As Puerto Rico Seeks to Slash Debt, Local Bondholders Await HitBy
Island residents own at least $6 billion of government’s debt
Bondholders wait for new governor to chart course from crisis
There’s the hedge funds seeking to wrest what they’re owed from Puerto Rico, and then there’s thousands of local bondholders like Mercedes Pont.
Pont, 60, invested her savings in the island’s bonds, trusting they’d never default, and has counted on the income since she left her job in 2011 to care for her sick mother. But with the U.S. territory skipping payments on a growing share of its debt, her livelihood has been cast into doubt.
“I don’t know if I’ll ever even get the full payment,” she said in a telephone interview from San Juan. “I thought they were safe.”
Pont’s case highlights the balancing act facing Governor Ricardo Rossello as he begins talks with creditors in a bid to reduce the territory’s $70 billion debt. The prospect of billions of dollars of losses -- on debt that buyers were assured couldn’t even be written off in bankruptcy -- has set off a lobbying push by groups including Bonistas del Patio ("Backyard Bondholders" in English), which is trying to shelter Puerto Ricans from deep investment losses they say would deal another blow to the island’s already shrinking economy.

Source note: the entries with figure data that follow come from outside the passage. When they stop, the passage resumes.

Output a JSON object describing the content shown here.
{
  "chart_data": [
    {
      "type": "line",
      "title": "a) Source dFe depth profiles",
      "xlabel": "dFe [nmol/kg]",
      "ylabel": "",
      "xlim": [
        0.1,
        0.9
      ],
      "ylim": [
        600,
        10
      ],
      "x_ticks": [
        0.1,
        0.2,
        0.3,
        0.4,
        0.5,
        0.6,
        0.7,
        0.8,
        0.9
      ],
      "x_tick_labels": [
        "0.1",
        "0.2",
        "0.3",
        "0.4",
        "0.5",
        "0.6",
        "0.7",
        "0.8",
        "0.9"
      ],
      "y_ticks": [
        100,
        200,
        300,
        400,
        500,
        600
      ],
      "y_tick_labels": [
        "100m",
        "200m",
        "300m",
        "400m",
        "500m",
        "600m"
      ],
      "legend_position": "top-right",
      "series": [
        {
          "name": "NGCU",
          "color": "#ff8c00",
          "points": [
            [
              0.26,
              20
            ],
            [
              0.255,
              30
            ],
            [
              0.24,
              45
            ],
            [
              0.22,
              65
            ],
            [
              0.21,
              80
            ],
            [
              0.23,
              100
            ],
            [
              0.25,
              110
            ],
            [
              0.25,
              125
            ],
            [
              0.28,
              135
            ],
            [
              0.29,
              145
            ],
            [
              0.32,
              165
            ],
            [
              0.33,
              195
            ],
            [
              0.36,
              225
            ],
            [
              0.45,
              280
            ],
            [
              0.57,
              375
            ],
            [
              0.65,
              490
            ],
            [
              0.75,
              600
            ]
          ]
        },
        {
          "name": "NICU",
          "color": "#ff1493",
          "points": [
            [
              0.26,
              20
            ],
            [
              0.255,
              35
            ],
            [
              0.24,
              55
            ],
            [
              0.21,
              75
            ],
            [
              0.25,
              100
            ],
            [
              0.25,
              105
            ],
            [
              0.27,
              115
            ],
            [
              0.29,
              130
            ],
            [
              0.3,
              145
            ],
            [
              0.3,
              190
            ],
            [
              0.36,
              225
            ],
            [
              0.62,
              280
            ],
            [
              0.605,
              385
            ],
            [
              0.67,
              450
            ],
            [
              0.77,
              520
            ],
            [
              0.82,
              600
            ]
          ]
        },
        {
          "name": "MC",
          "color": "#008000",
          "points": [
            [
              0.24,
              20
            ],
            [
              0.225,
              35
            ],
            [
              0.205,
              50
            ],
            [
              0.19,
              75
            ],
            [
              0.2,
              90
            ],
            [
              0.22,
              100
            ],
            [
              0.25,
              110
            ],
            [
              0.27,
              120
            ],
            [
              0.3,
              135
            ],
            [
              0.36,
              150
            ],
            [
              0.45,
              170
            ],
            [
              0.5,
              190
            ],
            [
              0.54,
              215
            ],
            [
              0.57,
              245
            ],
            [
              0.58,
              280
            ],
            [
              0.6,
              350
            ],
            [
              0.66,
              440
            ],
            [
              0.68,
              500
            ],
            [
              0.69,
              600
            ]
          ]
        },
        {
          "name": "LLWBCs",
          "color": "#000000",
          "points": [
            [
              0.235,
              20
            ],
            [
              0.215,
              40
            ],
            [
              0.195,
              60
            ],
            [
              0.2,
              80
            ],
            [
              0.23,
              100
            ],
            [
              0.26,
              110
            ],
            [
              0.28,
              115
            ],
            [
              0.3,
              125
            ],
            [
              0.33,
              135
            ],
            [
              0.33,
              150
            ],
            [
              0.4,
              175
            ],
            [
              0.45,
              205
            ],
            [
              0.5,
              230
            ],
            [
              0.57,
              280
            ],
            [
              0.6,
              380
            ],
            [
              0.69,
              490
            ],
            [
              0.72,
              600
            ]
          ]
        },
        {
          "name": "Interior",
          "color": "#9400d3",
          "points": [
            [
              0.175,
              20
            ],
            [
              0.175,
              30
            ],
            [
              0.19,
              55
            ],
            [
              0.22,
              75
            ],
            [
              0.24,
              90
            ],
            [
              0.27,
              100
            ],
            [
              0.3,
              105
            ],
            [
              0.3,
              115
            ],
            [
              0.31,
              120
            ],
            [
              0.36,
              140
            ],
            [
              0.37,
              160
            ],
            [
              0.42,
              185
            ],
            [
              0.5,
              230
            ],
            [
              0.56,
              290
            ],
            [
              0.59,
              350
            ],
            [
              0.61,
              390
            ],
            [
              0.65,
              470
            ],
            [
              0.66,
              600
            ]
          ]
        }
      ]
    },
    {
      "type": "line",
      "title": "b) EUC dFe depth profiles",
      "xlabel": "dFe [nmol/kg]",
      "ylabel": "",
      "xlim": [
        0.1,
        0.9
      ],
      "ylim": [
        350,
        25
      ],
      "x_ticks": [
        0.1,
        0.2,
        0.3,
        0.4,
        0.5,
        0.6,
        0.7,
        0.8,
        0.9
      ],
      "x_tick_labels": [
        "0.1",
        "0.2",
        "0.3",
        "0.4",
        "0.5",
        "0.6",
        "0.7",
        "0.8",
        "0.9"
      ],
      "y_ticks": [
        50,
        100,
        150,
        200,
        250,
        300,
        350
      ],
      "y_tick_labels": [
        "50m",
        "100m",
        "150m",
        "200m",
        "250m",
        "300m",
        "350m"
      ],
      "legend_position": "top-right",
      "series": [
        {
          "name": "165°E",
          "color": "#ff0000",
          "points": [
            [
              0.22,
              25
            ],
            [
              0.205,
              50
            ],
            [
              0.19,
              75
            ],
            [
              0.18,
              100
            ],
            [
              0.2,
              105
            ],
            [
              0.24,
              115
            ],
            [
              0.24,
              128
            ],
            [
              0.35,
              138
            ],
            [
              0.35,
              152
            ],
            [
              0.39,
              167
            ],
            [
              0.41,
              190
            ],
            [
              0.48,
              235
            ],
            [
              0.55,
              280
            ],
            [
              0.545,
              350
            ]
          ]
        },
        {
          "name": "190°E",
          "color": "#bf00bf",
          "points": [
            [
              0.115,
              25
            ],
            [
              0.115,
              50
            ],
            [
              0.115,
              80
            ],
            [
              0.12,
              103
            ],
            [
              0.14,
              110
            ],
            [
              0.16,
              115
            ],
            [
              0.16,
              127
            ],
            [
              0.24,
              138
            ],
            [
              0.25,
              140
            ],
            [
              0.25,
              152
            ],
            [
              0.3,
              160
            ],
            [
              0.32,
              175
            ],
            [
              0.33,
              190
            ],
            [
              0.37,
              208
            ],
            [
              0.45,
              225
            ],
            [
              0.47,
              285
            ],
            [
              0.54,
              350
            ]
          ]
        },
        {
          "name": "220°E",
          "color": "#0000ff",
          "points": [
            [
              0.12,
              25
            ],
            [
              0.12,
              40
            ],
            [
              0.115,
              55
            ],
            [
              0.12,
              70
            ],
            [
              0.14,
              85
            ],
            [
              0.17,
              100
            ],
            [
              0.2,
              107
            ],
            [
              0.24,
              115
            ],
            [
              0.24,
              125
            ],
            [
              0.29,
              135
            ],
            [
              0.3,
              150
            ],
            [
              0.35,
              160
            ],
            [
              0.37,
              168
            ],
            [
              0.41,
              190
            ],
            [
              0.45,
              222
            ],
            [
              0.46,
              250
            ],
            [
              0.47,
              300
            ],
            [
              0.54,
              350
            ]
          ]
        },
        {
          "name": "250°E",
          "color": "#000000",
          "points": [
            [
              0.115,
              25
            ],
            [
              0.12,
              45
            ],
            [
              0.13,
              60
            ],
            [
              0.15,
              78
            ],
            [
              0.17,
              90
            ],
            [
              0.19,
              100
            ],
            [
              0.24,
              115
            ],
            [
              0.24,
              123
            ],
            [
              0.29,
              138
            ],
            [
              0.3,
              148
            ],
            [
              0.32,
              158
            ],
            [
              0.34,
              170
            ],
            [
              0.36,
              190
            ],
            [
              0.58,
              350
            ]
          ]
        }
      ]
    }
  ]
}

"We are the ones at the end of the day who are going to create the jobs to get out of this recession," said Rafael Rojo, a home builder and board president of Bonistas del Patio, which has about 60,000 members. "We are telling them not to underestimate the psychological impact on local businessmen who have put their life savings in government bonds."
Puerto Ricans were big lenders to their government, which borrowed year after year to pay bills as officials sought to avert deep spending cuts. While speculative investment funds became major bondholders as the government’s credit rating was dropped to junk, at least $6 billion was still held by island residents as of last year, according to one government estimate. That’s injected a local political wrinkle into already complex negotiations as Puerto Rico deals with holders of more than a dozen classes of debt backed by various revenue streams and legal protections.
The scale of the crisis -- and the threat of protracted court fights among creditors -- led the U.S. last year to install a federal oversight board with broad powers to review Puerto Rico’s budget and any debt-cutting deal. While former Governor Alejandro Garcia Padilla proposed a restructuring that would keep some interest payments flowing to island residents, it’s unclear if Rossello will follow a similar approach.
Favor Locals, Or Not?
“Right now we’re not trying to discriminate in terms of the negotiations between different groups," said Elias Sanchez, the governor’s representative to the oversight board, in a telephone interview. He said the administration is in the process of reviewing proposals submitted by various creditor groups, including Bonistas del Patio, as it works on a fiscal plan to be submitted to the control board by the end of this month.
Puerto Rico has sheltered local bondholders from some of the fallout by continuing to make payments due on sales-tax bonds, known as Cofinas. Locals hold at least $2.6 billion of that debt, more than any other type of security, according a report released by the government in October. Bonistas del Patio says the government’s figures are too low, estimating that local holdings are more than twice as large.
Their stake in the sales-tax debt has aligned local bondholders’ interests with investment firms that also own the securities and have been lobbying to keep the government from diverting the revenue elsewhere. In October, Bonistas del Patio held a meeting for bondholder groups at the Harvard Club in New York, and it has continued to hold discussions with other creditors.
Bondholders are currently waiting for Rossello’s plan, though there’s little doubt that they’ll wind up with less than they’re owed. The federal control board has estimated that Puerto Rico could cover just $800 million, or 21 percent, of its debt service in fiscal year 2019 even if it took steps to raise taxes and cut spending.
Even so, Pont, the local investor, said there’s renewed hope on the island that Rossello’s administration will reach a solution. She has been relying on the income she receives from the sales-tax bonds since the government stopped making payments due on other securities she holds.
“I try not to think about the future or things I cannot control,” she said. “I will make due with whatever happens.”